Je me souviens aussi d’un autre ami d’enfance qui était venu me solliciter à l’adolescence, car il faut reconnaître que le mohel qui l’avait circoncis bébé avait fait du sale travail. Ses parents le savaient je crois, et les miens également, il y avait même eu un mini scandale car la mère n’était pas du tout satisfaite du résultat. Nous grandîmes. Un jour lorsqu’il était âgé de 16 ans il vint me voir et me montra son prépuce pour savoir si vraiment je trouvais qu’il avait un sexe anormal. Je n’ose imaginer la difficulté que cette circoncision mal faite devait lui causer dans  son rapport aux femmes. Je l’avais rassuré bien sûr, mais devenu adulte je ne sais pas si il choisit d’effectuer malgré tout une chirurgie réparatrice.
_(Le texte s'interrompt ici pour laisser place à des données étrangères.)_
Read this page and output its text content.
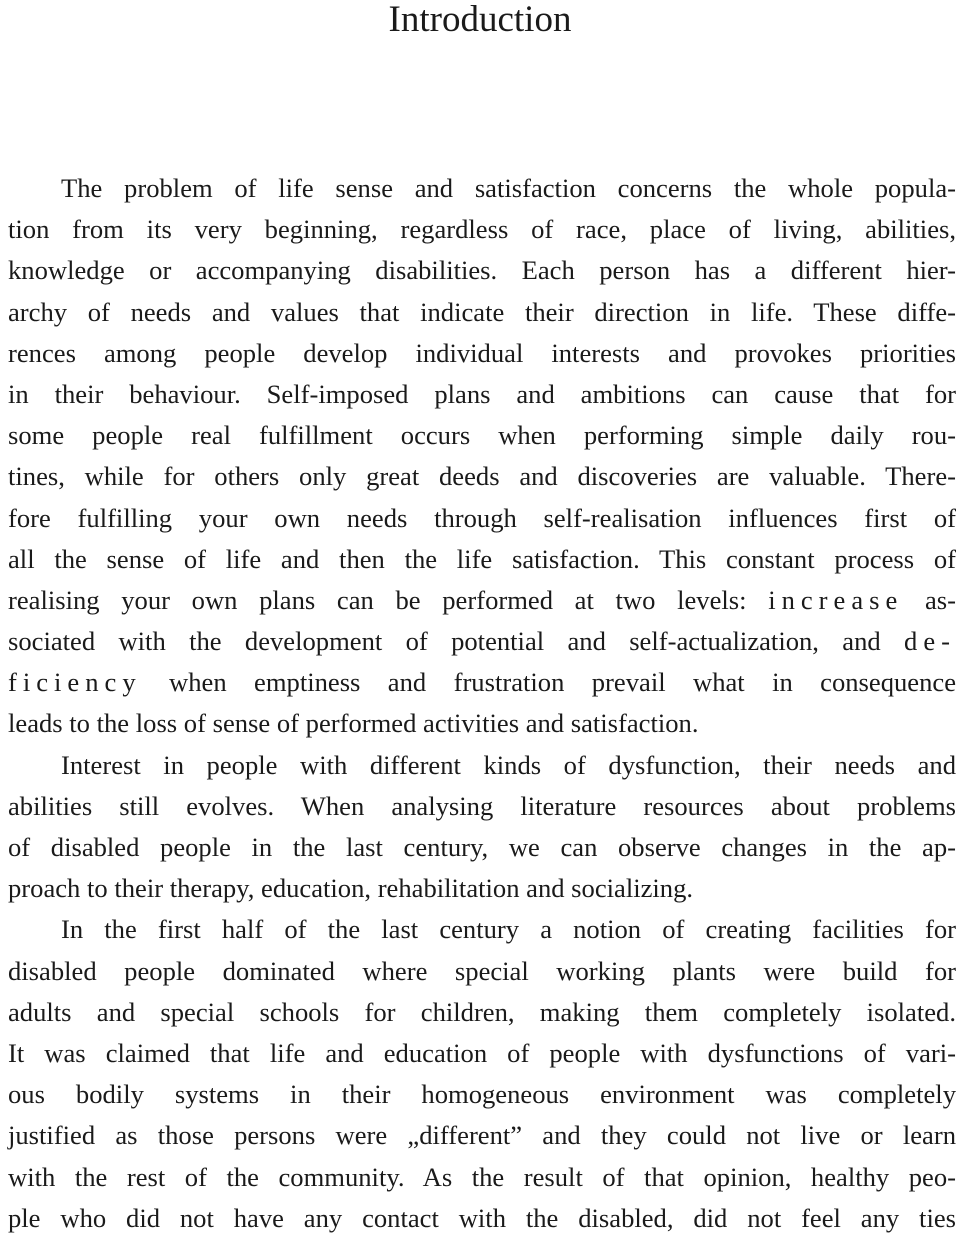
Introduction
The problem of life sense and satisfaction concerns the whole popula-
tion from its very beginning, regardless of race, place of living, abilities,
knowledge or accompanying disabilities. Each person has a different hier-
archy of needs and values that indicate their direction in life. These diffe-
rences among people develop individual interests and provokes priorities
in their behaviour. Self-imposed plans and ambitions can cause that for
some people real fulfillment occurs when performing simple daily rou-
tines, while for others only great deeds and discoveries are valuable. There-
fore fulfilling your own needs through self-realisation influences first of
all the sense of life and then the life satisfaction. This constant process of
realising your own plans can be performed at two levels: increase as-
sociated with the development of potential and self-actualization, and de-
ficiency when emptiness and frustration prevail what in consequence
leads to the loss of sense of performed activities and satisfaction.
Interest in people with different kinds of dysfunction, their needs and
abilities still evolves. When analysing literature resources about problems
of disabled people in the last century, we can observe changes in the ap-
proach to their therapy, education, rehabilitation and socializing.
In the first half of the last century a notion of creating facilities for
disabled people dominated where special working plants were build for
adults and special schools for children, making them completely isolated.
It was claimed that life and education of people with dysfunctions of vari-
ous bodily systems in their homogeneous environment was completely
justified as those persons were „different” and they could not live or learn
with the rest of the community. As the result of that opinion, healthy peo-
ple who did not have any contact with the disabled, did not feel any ties
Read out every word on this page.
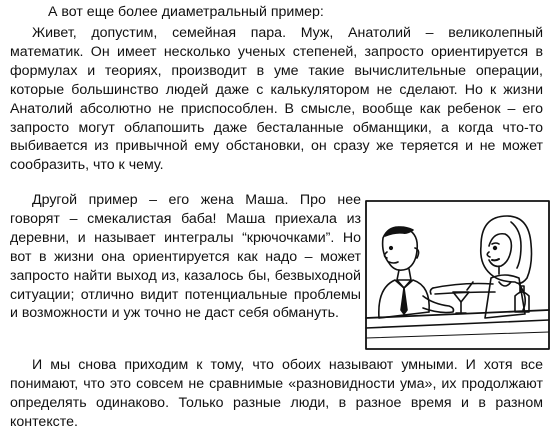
А вот еще более диаметральный пример:

Живет, допустим, семейная пара. Муж, Анатолий – великолепный математик. Он имеет несколько ученых степеней, запросто ориентируется в формулах и теориях, производит в уме такие вычислительные операции, которые большинство людей даже с калькулятором не сделают. Но к жизни Анатолий абсолютно не приспособлен. В смысле, вообще как ребенок – его запросто могут облапошить даже бесталанные обманщики, а когда что-то выбивается из привычной ему обстановки, он сразу же теряется и не может сообразить, что к чему.

Другой пример – его жена Маша. Про нее говорят – смекалистая баба! Маша приехала из деревни, и называет интегралы “крючочками”. Но вот в жизни она ориентируется как надо – может запросто найти выход из, казалось бы, безвыходной ситуации; отлично видит потенциальные проблемы и возможности и уж точно не даст себя обмануть.

И мы снова приходим к тому, что обоих называют умными. И хотя все понимают, что это совсем не сравнимые «разновидности ума», их продолжают определять одинаково. Только разные люди, в разное время и в разном контексте.
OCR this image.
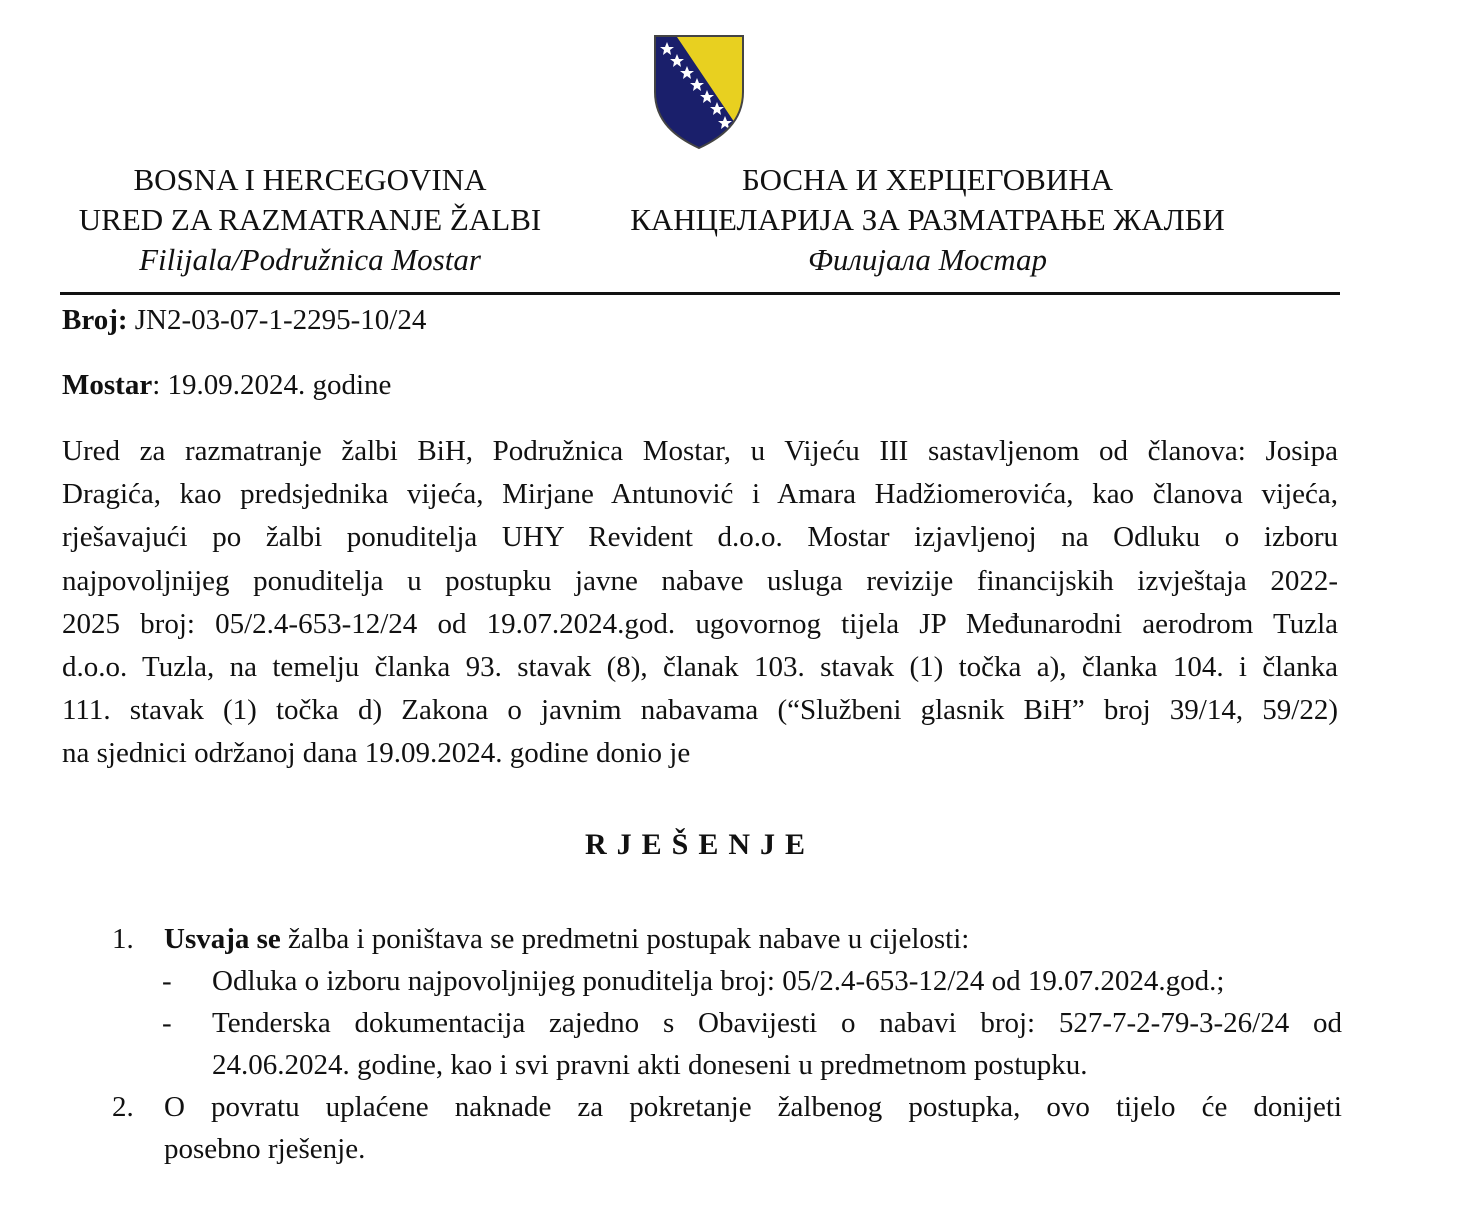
BOSNA I HERCEGOVINA
URED ZA RAZMATRANJE ŽALBI
Filijala/Podružnica Mostar
БОСНА И ХЕРЦЕГОВИНА
КАНЦЕЛАРИЈА ЗА РАЗМАТРАЊЕ ЖАЛБИ
Филијала Мостар
Broj: JN2-03-07-1-2295-10/24
Mostar: 19.09.2024. godine
Ured za razmatranje žalbi BiH, Podružnica Mostar, u Vijeću III sastavljenom od članova: Josipa
Dragića, kao predsjednika vijeća, Mirjane Antunović i Amara Hadžiomerovića, kao članova vijeća,
rješavajući po žalbi ponuditelja UHY Revident d.o.o. Mostar izjavljenoj na Odluku o izboru
najpovoljnijeg ponuditelja u postupku javne nabave usluga revizije financijskih izvještaja 2022-
2025 broj: 05/2.4-653-12/24 od 19.07.2024.god. ugovornog tijela JP Međunarodni aerodrom Tuzla
d.o.o. Tuzla, na temelju članka 93. stavak (8), članak 103. stavak (1) točka a), članka 104. i članka
111. stavak (1) točka d) Zakona o javnim nabavama (“Službeni glasnik BiH” broj 39/14, 59/22)
na sjednici održanoj dana 19.09.2024. godine donio je
RJEŠENJE
1. Usvaja se žalba i poništava se predmetni postupak nabave u cijelosti:
- Odluka o izboru najpovoljnijeg ponuditelja broj: 05/2.4-653-12/24 od 19.07.2024.god.;
- Tenderska dokumentacija zajedno s Obavijesti o nabavi broj: 527-7-2-79-3-26/24 od
24.06.2024. godine, kao i svi pravni akti doneseni u predmetnom postupku.
2. O povratu uplaćene naknade za pokretanje žalbenog postupka, ovo tijelo će donijeti
posebno rješenje.
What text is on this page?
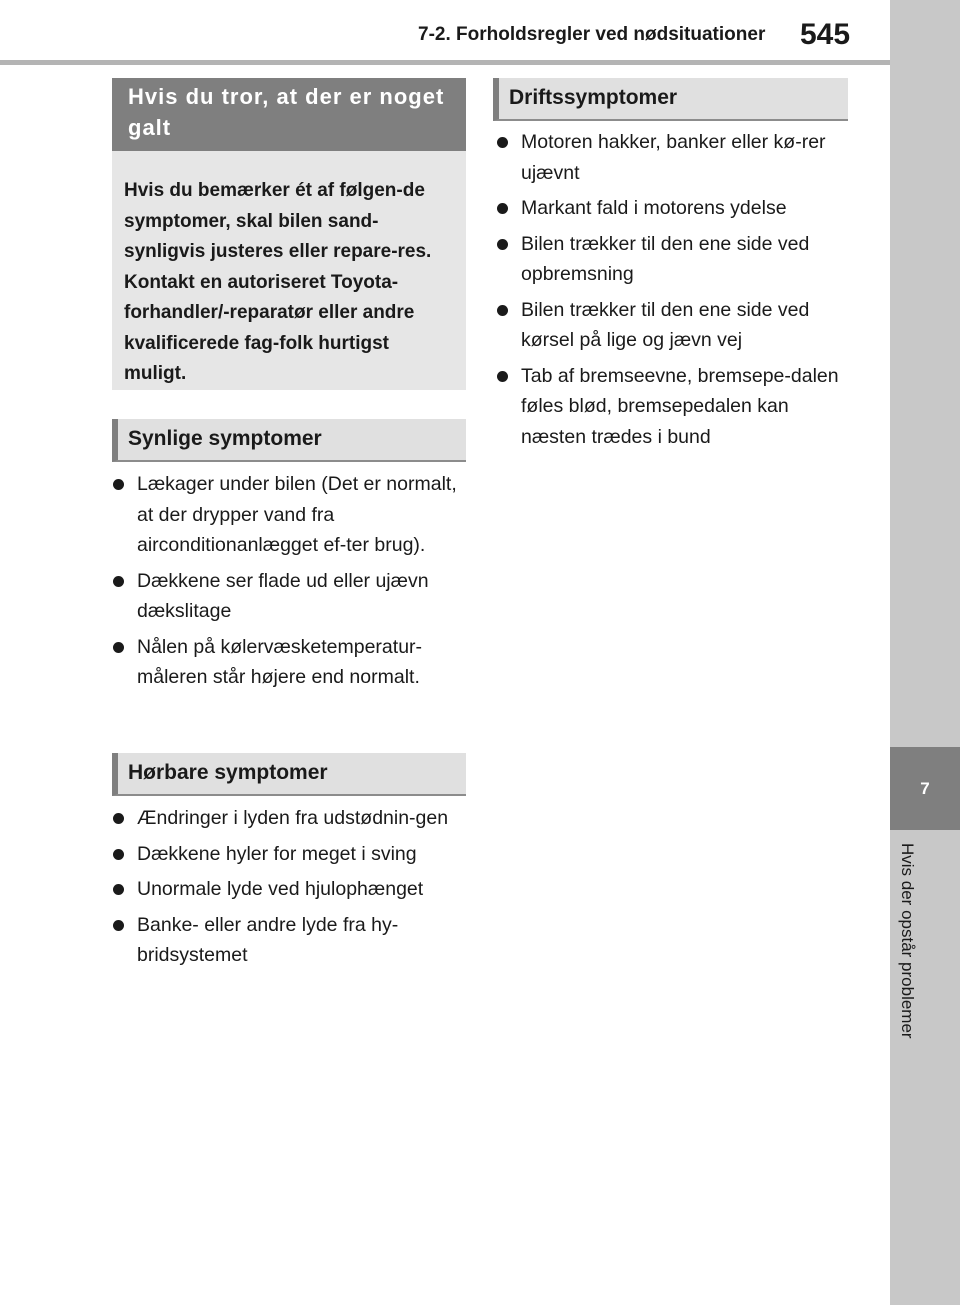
7-2. Forholdsregler ved nødsituationer 545
7
Hvis der opstår problemer
Hvis du tror, at der er noget galt
Hvis du bemærker ét af følgen-de symptomer, skal bilen sand-synligvis justeres eller repare-res. Kontakt en autoriseret Toyota-forhandler/-reparatør eller andre kvalificerede fag-folk hurtigst muligt.
Synlige symptomer
Lækager under bilen (Det er normalt, at der drypper vand fra airconditionanlægget ef-ter brug).
Dækkene ser flade ud eller ujævn dækslitage
Nålen på kølervæsketemperatur-måleren står højere end normalt.
Hørbare symptomer
Ændringer i lyden fra udstødnin-gen
Dækkene hyler for meget i sving
Unormale lyde ved hjulophænget
Banke- eller andre lyde fra hy-bridsystemet
Driftssymptomer
Motoren hakker, banker eller kø-rer ujævnt
Markant fald i motorens ydelse
Bilen trækker til den ene side ved opbremsning
Bilen trækker til den ene side ved kørsel på lige og jævn vej
Tab af bremseevne, bremsepe-dalen føles blød, bremsepedalen kan næsten trædes i bund
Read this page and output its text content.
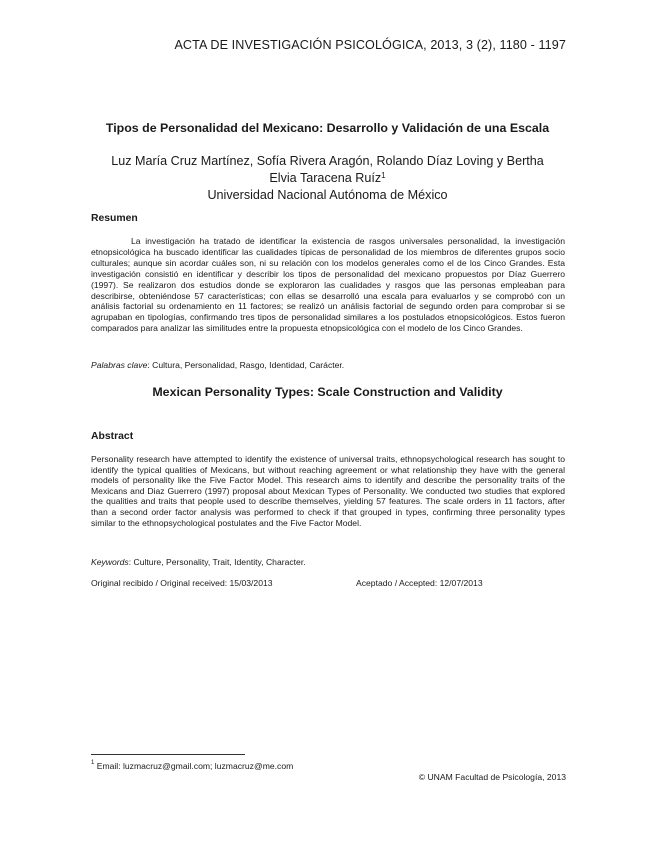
ACTA DE INVESTIGACIÓN PSICOLÓGICA, 2013, 3 (2), 1180 - 1197
Tipos de Personalidad del Mexicano: Desarrollo y Validación de una Escala
Luz María Cruz Martínez, Sofía Rivera Aragón, Rolando Díaz Loving y Bertha
Elvia Taracena Ruíz$^1$
Universidad Nacional Autónoma de México
Resumen
La investigación ha tratado de identificar la existencia de rasgos universales personalidad, la investigación etnopsicológica ha buscado identificar las cualidades típicas de personalidad de los miembros de diferentes grupos socio culturales; aunque sin acordar cuáles son, ni su relación con los modelos generales como el de los Cinco Grandes. Esta investigación consistió en identificar y describir los tipos de personalidad del mexicano propuestos por Díaz Guerrero (1997). Se realizaron dos estudios donde se exploraron las cualidades y rasgos que las personas empleaban para describirse, obteniéndose 57 características; con ellas se desarrolló una escala para evaluarlos y se comprobó con un análisis factorial su ordenamiento en 11 factores; se realizó un análisis factorial de segundo orden para comprobar si se agrupaban en tipologías, confirmando tres tipos de personalidad similares a los postulados etnopsicológicos. Estos fueron comparados para analizar las similitudes entre la propuesta etnopsicológica con el modelo de los Cinco Grandes.
Palabras clave: Cultura, Personalidad, Rasgo, Identidad, Carácter.
Mexican Personality Types: Scale Construction and Validity
Abstract
Personality research have attempted to identify the existence of universal traits, ethnopsychological research has sought to identify the typical qualities of Mexicans, but without reaching agreement or what relationship they have with the general models of personality like the Five Factor Model. This research aims to identify and describe the personality traits of the Mexicans and Diaz Guerrero (1997) proposal about Mexican Types of Personality. We conducted two studies that explored the qualities and traits that people used to describe themselves, yielding 57 features. The scale orders in 11 factors, after than a second order factor analysis was performed to check if that grouped in types, confirming three personality types similar to the ethnopsychological postulates and the Five Factor Model.
Keywords: Culture, Personality, Trait, Identity, Character.
Original recibido / Original received: 15/03/2013	Aceptado / Accepted: 12/07/2013
$^1$ Email: luzmacruz@gmail.com; luzmacruz@me.com
© UNAM Facultad de Psicología, 2013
Ce qui est sûr, c’est qu’il est aujourd’hui lui -même chirurgien.

De mon côté, je n’ai pas à me plaindre.

Je n’ai pas le plaisir d’avoir le gland luisant lorsqu’il est décalotté, ce que je trouve assez beau dans les films porno, lorsque je vois les sexes non circoncis des autres hommes qui me rappellent certaines fleurs tropicales, mais dans le même temps  aucune de mes compagnes ne s’est jamais plaint. Certaines m’ont même dit qu’elles préféraient, mais je ne sais pas pourquoi, ce n’est pas vraiment un sujet de discussion.

À vrai dire, j’aime bien mon sexe. Au niveau sexuel, la peau du gland est un peu plus épaisse que celle d’un non circoncis, et elle est moins sensible. En conséquence je pense que la plupart des circoncis sont un peu plus longs à jouir, ce qui en fait soit de meilleurs amants, soit d’insupportables amants selon la (ou le) partenaire et son humeur du jour.

Eliott.

Photographie d’un grand graffiti sur un mur de briques : des visages de profil, tous semblables et sans cheveux, une partie d’entre eux a des cicatrices, ils regardent à droite comme à gauche. Deux panneaux en bois, le premier est au centre du mur, en hauteur, peint en blanc. En noir des visages et bustes de profil qui regardent tous vers la droite. Second panneau peint en blanc aussi, tout à droite du mur, comme un porte. Un homme marron avec la même tête que les autres est dessiné de profil, nu. Il touche d’une main son très long sexe noir en érection qui lui arrive presque au menton.